Так и решили. Мне очень хотелось хоть немного увидеть, чтобы их не огорчать.
Люда — замечательная девушка. Она не только организовала помощь, но и сама наблюдает за моей работой, следит, чтобы ничто ее не нарушало. Когда Зое и Насте что-либо мешает навещать меня, приходит другая школьница — Женя.
— Над чем мы будем работать? — обычно спрашивает она, быстро раздеваясь и пожимая мне руку.
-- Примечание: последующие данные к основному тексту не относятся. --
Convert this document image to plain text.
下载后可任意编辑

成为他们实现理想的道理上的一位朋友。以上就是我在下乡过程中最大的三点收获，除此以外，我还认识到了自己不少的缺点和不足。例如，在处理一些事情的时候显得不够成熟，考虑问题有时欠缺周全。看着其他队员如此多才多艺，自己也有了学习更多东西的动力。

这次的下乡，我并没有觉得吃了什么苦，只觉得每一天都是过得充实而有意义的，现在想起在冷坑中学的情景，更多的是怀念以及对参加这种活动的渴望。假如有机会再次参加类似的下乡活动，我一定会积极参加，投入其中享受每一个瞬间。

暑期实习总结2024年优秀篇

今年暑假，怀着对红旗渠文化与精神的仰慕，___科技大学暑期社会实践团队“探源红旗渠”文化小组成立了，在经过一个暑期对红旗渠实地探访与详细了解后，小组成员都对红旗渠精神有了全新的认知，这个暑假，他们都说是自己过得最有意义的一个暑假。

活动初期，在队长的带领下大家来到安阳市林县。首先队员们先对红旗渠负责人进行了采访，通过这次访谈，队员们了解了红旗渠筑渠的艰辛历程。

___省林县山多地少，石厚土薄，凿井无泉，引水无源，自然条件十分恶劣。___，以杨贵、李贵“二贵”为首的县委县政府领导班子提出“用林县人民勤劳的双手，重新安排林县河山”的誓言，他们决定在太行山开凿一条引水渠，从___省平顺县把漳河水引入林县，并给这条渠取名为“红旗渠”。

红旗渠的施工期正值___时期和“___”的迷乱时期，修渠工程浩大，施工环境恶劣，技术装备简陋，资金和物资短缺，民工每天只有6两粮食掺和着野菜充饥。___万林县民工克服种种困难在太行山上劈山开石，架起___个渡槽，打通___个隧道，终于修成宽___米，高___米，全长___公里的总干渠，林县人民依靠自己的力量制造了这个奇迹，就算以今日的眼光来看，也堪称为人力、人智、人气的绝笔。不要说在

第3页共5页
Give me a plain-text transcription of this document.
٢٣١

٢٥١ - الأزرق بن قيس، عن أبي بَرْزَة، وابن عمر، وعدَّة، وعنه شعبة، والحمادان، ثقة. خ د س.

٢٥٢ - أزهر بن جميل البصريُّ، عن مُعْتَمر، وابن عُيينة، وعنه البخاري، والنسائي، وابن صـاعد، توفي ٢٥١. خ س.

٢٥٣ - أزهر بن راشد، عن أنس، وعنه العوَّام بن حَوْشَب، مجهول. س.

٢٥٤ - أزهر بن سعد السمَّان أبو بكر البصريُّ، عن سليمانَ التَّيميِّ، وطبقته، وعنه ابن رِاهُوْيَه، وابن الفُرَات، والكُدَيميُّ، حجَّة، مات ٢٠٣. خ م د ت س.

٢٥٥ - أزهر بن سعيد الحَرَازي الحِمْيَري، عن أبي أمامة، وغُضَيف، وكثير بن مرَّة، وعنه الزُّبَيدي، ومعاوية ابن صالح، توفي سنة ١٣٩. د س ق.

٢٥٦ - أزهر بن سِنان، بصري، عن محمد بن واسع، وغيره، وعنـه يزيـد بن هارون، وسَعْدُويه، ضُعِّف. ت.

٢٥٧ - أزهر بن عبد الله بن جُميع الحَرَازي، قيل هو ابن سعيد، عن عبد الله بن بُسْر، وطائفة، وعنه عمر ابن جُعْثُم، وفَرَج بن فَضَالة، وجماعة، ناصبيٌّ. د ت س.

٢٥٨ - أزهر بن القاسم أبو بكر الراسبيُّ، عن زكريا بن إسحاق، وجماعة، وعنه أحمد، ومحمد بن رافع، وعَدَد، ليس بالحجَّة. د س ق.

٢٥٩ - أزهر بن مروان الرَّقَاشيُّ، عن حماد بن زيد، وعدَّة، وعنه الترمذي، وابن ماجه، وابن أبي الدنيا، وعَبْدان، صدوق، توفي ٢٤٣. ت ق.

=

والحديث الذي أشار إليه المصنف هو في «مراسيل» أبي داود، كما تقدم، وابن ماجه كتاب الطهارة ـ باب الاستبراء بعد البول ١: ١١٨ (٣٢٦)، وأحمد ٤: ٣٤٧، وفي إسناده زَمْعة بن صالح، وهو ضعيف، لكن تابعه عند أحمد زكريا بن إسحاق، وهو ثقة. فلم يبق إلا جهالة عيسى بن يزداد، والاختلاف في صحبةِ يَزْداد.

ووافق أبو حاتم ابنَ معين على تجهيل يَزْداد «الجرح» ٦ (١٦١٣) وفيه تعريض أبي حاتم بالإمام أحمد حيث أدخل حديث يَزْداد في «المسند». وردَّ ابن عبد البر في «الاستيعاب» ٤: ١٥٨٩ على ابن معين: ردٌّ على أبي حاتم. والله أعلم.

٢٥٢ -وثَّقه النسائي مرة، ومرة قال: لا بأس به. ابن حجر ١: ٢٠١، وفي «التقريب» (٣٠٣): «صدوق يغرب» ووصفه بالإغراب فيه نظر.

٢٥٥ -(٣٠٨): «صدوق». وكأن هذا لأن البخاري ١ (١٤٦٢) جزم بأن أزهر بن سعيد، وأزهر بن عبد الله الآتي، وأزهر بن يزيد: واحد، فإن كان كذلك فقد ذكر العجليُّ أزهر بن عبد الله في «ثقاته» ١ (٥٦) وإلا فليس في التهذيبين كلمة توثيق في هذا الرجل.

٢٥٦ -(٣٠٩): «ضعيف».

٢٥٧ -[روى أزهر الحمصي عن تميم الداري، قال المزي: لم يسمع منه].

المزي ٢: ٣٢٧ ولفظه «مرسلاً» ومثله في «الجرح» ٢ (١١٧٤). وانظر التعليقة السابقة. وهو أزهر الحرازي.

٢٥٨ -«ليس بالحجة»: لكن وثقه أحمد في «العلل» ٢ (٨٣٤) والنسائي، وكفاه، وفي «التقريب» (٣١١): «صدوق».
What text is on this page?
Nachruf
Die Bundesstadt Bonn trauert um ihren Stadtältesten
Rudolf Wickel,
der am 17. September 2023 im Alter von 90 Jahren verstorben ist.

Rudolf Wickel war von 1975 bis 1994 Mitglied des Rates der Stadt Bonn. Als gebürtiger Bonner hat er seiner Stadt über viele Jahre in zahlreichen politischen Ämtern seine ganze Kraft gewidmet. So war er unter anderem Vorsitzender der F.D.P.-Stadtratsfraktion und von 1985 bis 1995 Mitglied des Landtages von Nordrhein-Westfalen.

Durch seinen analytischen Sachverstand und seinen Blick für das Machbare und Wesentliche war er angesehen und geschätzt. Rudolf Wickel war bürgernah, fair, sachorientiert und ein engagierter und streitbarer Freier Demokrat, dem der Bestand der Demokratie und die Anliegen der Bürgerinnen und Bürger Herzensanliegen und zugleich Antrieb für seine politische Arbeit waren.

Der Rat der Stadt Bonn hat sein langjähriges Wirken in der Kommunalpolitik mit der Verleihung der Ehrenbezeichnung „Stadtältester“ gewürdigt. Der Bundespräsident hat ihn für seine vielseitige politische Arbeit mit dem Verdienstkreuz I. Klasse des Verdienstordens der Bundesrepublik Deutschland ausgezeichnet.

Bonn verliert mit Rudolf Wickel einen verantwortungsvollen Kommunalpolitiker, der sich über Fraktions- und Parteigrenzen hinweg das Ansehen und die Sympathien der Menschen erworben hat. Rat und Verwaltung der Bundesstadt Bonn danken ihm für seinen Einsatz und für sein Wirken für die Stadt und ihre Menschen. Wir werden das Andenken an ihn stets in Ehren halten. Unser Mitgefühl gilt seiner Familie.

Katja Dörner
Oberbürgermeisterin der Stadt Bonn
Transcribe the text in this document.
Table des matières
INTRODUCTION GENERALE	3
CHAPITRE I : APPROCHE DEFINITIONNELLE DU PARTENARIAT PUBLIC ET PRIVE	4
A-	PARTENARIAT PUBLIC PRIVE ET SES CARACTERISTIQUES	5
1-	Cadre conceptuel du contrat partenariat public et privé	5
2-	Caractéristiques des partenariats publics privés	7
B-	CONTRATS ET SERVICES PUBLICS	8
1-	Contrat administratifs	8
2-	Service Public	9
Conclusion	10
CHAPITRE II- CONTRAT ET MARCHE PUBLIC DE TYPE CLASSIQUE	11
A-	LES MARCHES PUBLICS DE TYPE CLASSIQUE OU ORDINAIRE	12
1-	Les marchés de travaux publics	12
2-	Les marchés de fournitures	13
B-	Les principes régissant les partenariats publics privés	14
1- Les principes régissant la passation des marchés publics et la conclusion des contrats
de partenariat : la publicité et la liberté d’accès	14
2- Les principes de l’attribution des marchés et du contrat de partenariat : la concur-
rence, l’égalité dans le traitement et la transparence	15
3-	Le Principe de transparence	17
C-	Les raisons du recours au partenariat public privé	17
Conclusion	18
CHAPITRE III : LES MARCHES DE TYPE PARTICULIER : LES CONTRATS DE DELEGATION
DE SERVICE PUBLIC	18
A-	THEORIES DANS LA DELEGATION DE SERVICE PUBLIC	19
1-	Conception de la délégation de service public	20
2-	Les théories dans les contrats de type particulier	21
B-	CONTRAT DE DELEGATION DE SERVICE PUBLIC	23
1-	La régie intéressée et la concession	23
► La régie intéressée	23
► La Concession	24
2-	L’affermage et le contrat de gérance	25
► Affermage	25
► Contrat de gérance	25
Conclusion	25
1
Мне хочется поболтать, но Женя умело поворачивает на работу. Деловая девочка, строгая! А лицо — юное, волосы золотистые… Она быстро все понимает. Работать с ней легко.
Как-то раз я сказала Жене:
— Мне хочется начать переписывать сделанное. Только сначала пойми, почувствуй: мне передать свои каракули в чужие руки — очень тяжело. Стыдно за них! Записи мои своеобразны: приходится экономить каждое слово, — написать его так трудно… Ты заметила? Я и разговариваю отрывистыми фразами. Привычка экономить слова сказалась и здесь. Разбирать будет нелегко. Если я в голосе твоем почувствую раздражение, насмешку, я внутренне спрячусь. Из работы тогда ничего не выйдет. Если ты свысока будешь глядеть на меня, я тоже уйду в свою раковину. Сумей понять, как я писала и в каких условиях.
Женю, видимо, поразили мои слова. Она смотрела в окно. Лицо у девушки изменилось — стало старше. Складки появились на лбу. Неожиданно встав, она подала мне руку:
— Сейчас не будем работать. Я приду к вам завтра. Хочу подумать, понять. Спасибо, что прямо сказали. Я много могла бы наделать глупостей.
Спускаясь с лестницы, девушка крикнула:
— Завтра в это время я буду у вас!
Умница Женя, с ней мы сработаемся.
На другой день в обычный час пришла Женя. Она была раскрытая, добрая, ласковая. Но мне трудно начинать с новым человеком. С Ксенией все было просто, она привыкла. Ксения давно уже не помогает мне. Завод отправил ее в специальный санаторий для гипертоников.
Я положила на стол перед Женей кучу исписанных листов. Бумага разная, от оберточной до ватмана, и всевозможных размеров. Крупные записи переходят в мелко написанные строчки… Эта работа помогала мне жить, переносить лишения. И вот теперь я первый раз услышу, что написала.
Жене трудно читать. На каждом слове спотыкается. Вижу — ничего не выходит. Измучилась девушка.
— Не стоит Женя, — говорю. — Давай бросим.
— Нет! Это даже интересно. Вы не волнуйтесь. Я привыкну и тогда как по маслу пойдет.
Начала читать снова. Я вспомнила, о чем писала. Стала подсказывать отдельные слова. Потом целые фразы.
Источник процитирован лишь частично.